Lepik: Es ist sehr schlicht, weil die Ideen von Libeskind - man kann sie finden, wie man mag - sind jetzt zurückgestuft worden, zurückgestutzt auf ein reines Investorenbedürfnisse. Das, was Mister Silverstein eben braucht, sind eine Million Quadratmeter Büroraum an dieser Stelle. Dafür gibt er sein Geld, und er gibt es eben nicht so gerne für architektonische Höchstleistungen, sondern er braucht Büroraum. Dafür war Libeskind am Anfang der Richtige, um das Zugpferd zu geben, mit diesen ganzen Ideen, und nun wird alles zurückgestuft auf etwas, was eigentlich durch Skidmore, Owings & Merrill, SOM, und David Childs, den jetzigen Architekten, auf ein brauchbares Maß gebracht wird. Damit ist aber auch der Ideengehalt verloren.
Welter: Aber offenbar hat der Pächter Silverstein auch nicht daran glauben wollen, dass Libeskind so hoch und auch sicher bauen kann.
Lepik: Silverstein möchte natürlich schnell seine Kosten wieder hereinbekommen. Er ist ein Investor, der nicht die Menschheit mit Ideen beglücken will, sondern er will sein Geld verdienen, und dafür war Libeskind für ihn natürlich der falsche Architekt. Libeskind hat ja bis heute kein Hochhaus errichtet. Er hat keine Erfahrung, während SOM seid 20, 30 Jahren fast nichts anderes tut, als Hochhäuser zu bauen.
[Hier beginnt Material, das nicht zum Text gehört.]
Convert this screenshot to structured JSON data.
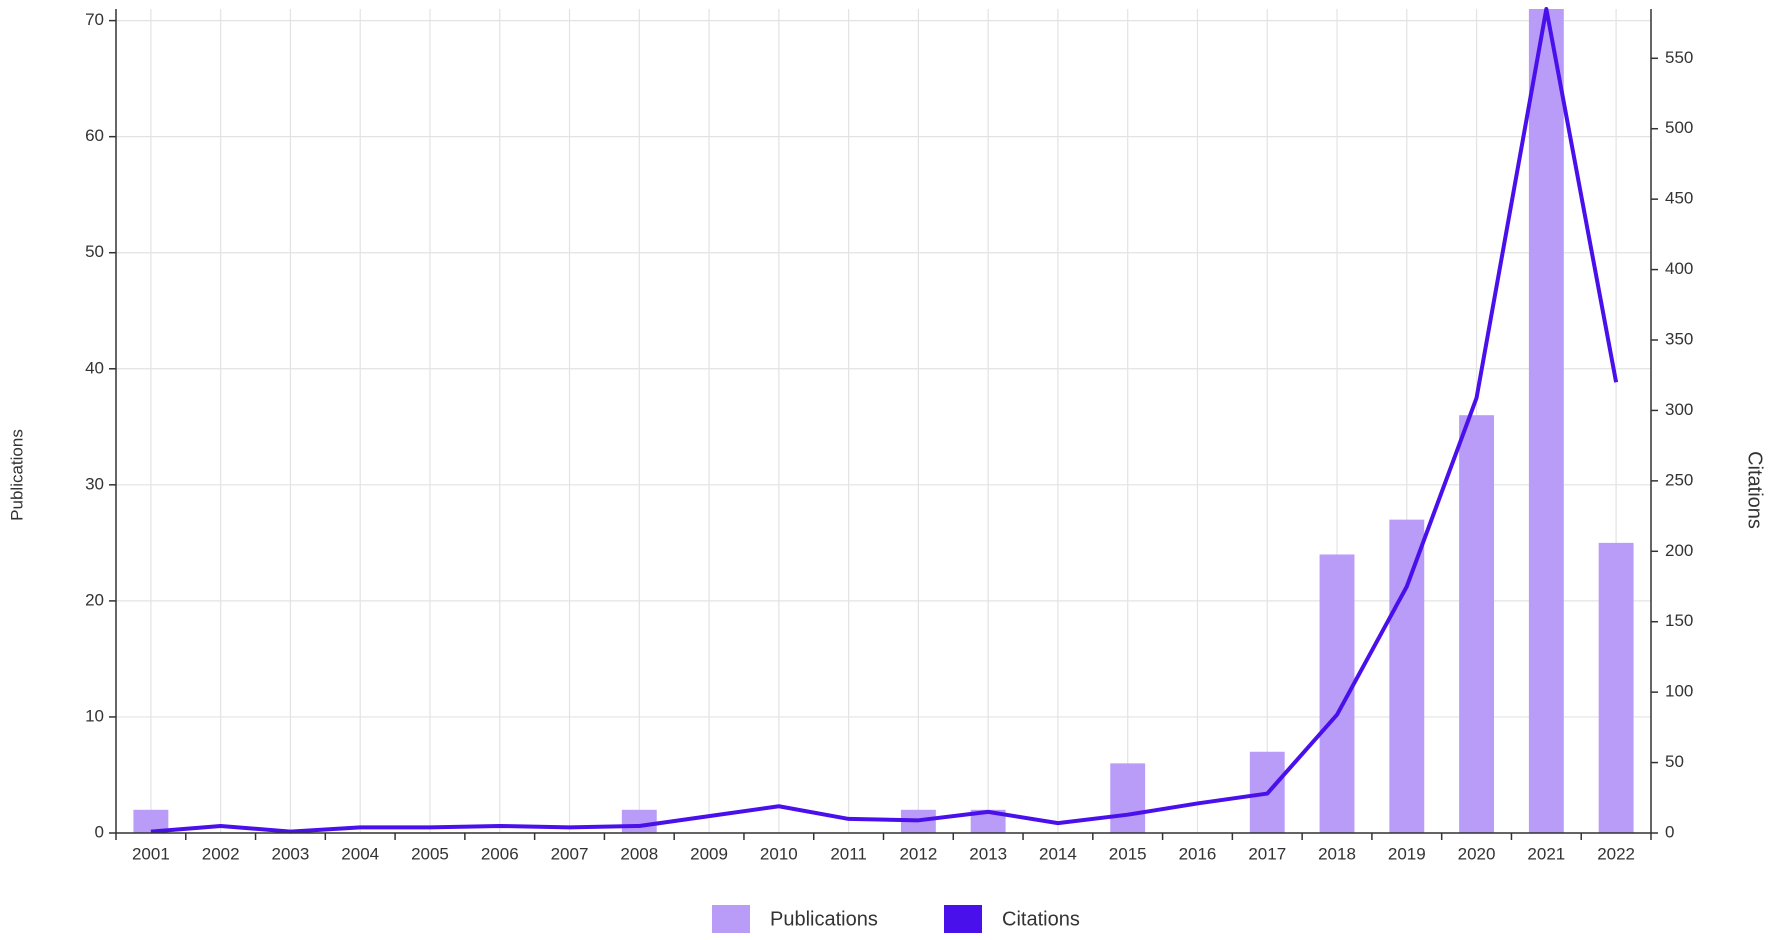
{
  "chart_data": {
    "type": "bar-line",
    "categories": [
      "2001",
      "2002",
      "2003",
      "2004",
      "2005",
      "2006",
      "2007",
      "2008",
      "2009",
      "2010",
      "2011",
      "2012",
      "2013",
      "2014",
      "2015",
      "2016",
      "2017",
      "2018",
      "2019",
      "2020",
      "2021",
      "2022"
    ],
    "y_label": "Publications",
    "y2_label": "Citations",
    "series": [
      {
        "name": "Publications",
        "type": "bar",
        "color": "#b89cf7",
        "values": [
          2,
          0,
          0,
          0,
          0,
          0,
          0,
          2,
          0,
          0,
          0,
          2,
          2,
          0,
          6,
          0,
          7,
          24,
          27,
          36,
          71,
          25
        ]
      },
      {
        "name": "Citations",
        "type": "line",
        "axis": "y2",
        "color": "#4a10eb",
        "values": [
          1,
          5,
          1,
          4,
          4,
          5,
          4,
          5,
          12,
          19,
          10,
          9,
          15,
          7,
          13,
          21,
          28,
          84,
          175,
          309,
          585,
          320
        ]
      }
    ],
    "ylim": [
      0,
      71
    ],
    "yticks": [
      0,
      10,
      20,
      30,
      40,
      50,
      60,
      70
    ],
    "y2lim": [
      0,
      585
    ],
    "y2ticks": [
      0,
      50,
      100,
      150,
      200,
      250,
      300,
      350,
      400,
      450,
      500,
      550
    ],
    "grid": true,
    "legend": "bottom"
  }
}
Von daher war die Entscheidung des Pächters natürlich die richtige.
Welter: Über diesen speziellen Anlass hinaus, welche Zukunft hat der Bautyp Hochhaus aus Ihrer Sicht?
Lepik: Ich glaube, er wird in der Zukunft noch sehr viele Lösungen bieten, gerade durch die Flexibilisierung der Ideen, die jetzt in den letzten Jahren eingetreten ist. Denken Sie mal an die europäischen Hochhäuser von Norman Foster etwa oder von Renzo Piano, der jetzt auch immer neue Aspekte hineinbringt. Denken Sie auch an die ganzen ökologischen Aspekte, die jetzt einfließen. Es gibt in Asien noch immer mehr Wohnhochhäuser. Ich glaube, diese Idee des Wolkenkratzers als reines Bürohochhaus, das wird sich immer mehr verlagern in Richtung einer Diversifizierung. Es wird mehr Typologien des Hochhauses geben, als das reine symbolhafte Supermegarekordhochhaus.